Jakarta (ANTARA News) - Direktur Pusat Kajian Anti Korupsi (Pukat) Uiversitas Gajah Mada Zainal Arifin Mochtar mengatakan, Komisi Pemberantasan Korupsi (KPK) memang memiliki kemampuan terbatas, namun tidak selayaknya mempertontonkan praktik tebang pilih.
"Kesan adanya karpet merah, hitam, atau hijau tidak boleh ada. Semua kasus korupsi harus dihadapi dengan kuat," kata Zainal saat dihubungi dari Jakarta, Minggu.
Dikatakannya, memang tidak semua kasus korupsi harus ditangani KPK, namun tebang pilih bagi KPK sudah diatur undang-undang, yakni komisi itu hanya menangani kasus korupsi di atas Rp1 miliar, menyangkut pejabat publik, dan kasus yang menyita perhatian publik.
"Itu tebang pilih yang diatur undang-undang, " katanya.
Ditanya tentang kasus korupsi pengadaan mobil pemadam kebakaran (Damkar) yang terkesan tebang pilih, Zainal sepakat hal itu tidak boleh terjadi.
Dalam kasus itu, menurut Zainal, KPK harus mempelajari sungguh-sungguh peran mantan Menteri Dalam Negeri Hari Sabarno, yang saat ini berstatus sebagai saksi.
"Kalau ada (peran Hari dalam kasus itu, Red), tak wajar jika Hari tidak menjadi tersangka. Jadi, KPK harus mengejar dia," katanya.
Terkait adanya pihak-pihak yang masih melenggang meski telah berstatus tersangka dalam kasus itu, misalnya Gubernur Kepulauan Riau Ismet Abdullah, Zainal mengakui bahwa penahanan merupakan subyektivitas penyidik, artinya merupakan kewenangan penyidik untuk menantukan seorang tersangka perlu ditahan atau tidak.
Tetapi, kata Zainal, seharusnya dalam kasus penting seperti korupsi, penahanan juga menjadi sesuatu yang penting.
"Kalau sudah tersangka, kenapa tidak ditahan? Bukankah kita sedang membangun efek jera? Di sini, penegakan hukum secara keras oleh KPK menjadi penting," katanya.

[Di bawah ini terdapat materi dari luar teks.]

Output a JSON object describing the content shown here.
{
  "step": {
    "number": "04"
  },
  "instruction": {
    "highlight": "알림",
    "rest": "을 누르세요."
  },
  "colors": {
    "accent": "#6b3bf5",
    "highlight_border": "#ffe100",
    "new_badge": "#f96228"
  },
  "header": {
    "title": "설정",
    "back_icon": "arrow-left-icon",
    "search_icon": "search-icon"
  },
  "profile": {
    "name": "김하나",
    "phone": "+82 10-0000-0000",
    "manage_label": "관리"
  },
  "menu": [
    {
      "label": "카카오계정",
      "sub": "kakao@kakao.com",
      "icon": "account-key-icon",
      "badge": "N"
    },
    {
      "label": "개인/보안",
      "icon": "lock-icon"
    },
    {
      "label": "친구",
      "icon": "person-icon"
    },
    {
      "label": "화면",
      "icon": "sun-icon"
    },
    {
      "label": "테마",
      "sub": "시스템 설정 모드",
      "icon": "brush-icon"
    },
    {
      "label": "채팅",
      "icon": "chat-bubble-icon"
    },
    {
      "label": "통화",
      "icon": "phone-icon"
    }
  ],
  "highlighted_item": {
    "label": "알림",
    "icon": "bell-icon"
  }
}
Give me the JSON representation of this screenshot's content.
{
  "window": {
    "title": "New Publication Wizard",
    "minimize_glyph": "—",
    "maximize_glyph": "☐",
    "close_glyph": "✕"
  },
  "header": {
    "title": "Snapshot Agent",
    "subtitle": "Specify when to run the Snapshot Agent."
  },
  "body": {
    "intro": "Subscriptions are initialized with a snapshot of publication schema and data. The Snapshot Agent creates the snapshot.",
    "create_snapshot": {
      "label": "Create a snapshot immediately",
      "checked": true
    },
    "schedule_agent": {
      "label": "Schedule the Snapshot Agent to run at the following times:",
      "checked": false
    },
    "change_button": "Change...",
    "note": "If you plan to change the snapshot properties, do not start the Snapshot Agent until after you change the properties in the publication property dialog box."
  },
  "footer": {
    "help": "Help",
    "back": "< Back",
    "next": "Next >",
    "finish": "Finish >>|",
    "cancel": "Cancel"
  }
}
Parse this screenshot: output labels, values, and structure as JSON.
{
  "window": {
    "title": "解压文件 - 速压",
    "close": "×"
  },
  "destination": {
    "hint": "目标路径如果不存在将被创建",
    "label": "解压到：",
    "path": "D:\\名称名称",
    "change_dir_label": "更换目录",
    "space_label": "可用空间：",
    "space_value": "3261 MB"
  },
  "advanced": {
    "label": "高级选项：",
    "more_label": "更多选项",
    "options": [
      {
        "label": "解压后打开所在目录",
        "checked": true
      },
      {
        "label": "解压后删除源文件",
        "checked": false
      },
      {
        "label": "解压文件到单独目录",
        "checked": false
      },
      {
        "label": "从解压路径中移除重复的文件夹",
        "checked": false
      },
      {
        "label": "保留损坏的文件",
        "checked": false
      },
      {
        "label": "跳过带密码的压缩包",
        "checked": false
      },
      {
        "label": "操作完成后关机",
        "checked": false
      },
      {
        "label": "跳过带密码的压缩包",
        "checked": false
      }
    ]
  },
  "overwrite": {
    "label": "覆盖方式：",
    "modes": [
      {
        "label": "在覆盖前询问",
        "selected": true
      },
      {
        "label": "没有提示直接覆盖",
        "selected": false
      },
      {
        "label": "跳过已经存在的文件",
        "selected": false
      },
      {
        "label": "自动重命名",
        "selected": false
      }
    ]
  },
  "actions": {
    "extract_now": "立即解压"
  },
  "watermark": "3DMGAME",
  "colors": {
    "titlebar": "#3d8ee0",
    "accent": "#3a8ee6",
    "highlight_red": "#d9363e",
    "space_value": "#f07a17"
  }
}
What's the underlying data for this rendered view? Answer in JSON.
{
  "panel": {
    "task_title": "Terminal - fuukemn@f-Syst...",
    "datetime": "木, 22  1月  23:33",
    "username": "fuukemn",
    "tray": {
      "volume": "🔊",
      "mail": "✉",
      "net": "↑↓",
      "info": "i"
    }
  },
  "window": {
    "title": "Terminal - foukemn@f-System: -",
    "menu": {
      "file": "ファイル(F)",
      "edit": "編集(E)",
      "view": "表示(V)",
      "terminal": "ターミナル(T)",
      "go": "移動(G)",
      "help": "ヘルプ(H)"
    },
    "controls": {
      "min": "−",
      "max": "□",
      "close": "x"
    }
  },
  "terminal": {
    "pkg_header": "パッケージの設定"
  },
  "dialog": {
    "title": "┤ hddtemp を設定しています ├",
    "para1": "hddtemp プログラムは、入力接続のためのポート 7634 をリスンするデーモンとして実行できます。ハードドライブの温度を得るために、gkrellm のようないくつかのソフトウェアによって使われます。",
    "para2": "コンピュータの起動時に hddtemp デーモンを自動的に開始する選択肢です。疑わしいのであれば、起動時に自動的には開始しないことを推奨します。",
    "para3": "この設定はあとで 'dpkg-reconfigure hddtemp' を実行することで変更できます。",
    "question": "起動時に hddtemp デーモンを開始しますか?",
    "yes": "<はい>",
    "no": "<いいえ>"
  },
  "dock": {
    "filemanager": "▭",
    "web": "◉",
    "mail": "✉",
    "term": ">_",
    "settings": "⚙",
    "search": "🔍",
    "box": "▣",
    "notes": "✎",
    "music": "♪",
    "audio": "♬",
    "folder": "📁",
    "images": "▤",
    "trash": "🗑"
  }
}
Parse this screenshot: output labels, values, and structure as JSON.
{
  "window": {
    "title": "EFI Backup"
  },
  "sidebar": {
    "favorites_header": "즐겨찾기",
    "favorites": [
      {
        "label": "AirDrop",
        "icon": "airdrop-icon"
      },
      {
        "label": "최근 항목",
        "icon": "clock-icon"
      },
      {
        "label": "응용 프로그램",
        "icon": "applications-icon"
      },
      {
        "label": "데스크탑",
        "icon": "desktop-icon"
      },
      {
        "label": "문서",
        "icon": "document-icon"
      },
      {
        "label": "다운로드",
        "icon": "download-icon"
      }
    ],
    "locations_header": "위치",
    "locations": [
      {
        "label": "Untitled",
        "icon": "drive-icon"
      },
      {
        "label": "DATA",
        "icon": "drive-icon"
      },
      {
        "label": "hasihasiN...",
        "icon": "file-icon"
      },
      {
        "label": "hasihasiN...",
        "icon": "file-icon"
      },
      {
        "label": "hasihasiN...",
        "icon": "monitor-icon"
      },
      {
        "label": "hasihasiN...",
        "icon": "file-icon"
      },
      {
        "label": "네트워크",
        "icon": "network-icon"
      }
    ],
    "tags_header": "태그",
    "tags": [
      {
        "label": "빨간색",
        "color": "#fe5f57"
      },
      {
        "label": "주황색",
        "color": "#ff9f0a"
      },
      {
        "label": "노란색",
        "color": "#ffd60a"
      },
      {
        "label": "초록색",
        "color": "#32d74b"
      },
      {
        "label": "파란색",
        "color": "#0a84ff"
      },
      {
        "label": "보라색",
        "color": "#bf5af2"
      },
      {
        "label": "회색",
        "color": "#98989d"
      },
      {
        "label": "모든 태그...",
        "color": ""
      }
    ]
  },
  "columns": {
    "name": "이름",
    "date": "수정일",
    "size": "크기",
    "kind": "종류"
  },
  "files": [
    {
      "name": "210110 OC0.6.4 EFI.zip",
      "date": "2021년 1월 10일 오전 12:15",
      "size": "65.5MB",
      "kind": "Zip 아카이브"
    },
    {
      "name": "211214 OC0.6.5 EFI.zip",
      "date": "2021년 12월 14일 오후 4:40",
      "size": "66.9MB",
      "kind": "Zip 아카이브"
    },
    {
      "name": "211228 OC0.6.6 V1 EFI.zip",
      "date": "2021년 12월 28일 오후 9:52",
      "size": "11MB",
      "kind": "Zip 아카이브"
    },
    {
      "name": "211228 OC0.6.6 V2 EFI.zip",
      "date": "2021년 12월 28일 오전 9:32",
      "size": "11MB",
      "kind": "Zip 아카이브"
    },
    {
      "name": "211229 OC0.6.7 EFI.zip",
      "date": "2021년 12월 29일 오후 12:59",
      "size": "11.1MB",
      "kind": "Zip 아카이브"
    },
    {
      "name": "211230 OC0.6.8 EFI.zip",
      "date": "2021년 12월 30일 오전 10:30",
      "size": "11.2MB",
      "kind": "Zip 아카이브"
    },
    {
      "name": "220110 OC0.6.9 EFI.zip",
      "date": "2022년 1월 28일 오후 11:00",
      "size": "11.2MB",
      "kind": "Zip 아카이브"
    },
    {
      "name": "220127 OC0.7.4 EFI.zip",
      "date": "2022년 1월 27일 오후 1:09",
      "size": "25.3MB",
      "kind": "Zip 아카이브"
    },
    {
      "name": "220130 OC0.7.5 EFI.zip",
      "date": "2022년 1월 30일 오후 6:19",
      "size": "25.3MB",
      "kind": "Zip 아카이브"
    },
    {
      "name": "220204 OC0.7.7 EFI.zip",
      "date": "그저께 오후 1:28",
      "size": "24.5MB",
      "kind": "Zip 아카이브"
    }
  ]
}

Hal senada dikemukakan Koordinator Divisi Korupsi Politik Indonesian Corruption Watch (ICW) Ibrahim Fahmi Badoh.
"Menurut saya penegakan hukum harus tuntas, karena korupsi adalah kejahatan jaringan persekongkolan.Penegakan juga harus mencegah korupsi terjadi lagi," tandasnya.
Dalam kasus Damkar, mantan Dirjen Otonomi Daerah Depdagri Oentarto Sindung Mawardi divonis tiga tahun penjara oleh Pengadilan Negeri Tipikor.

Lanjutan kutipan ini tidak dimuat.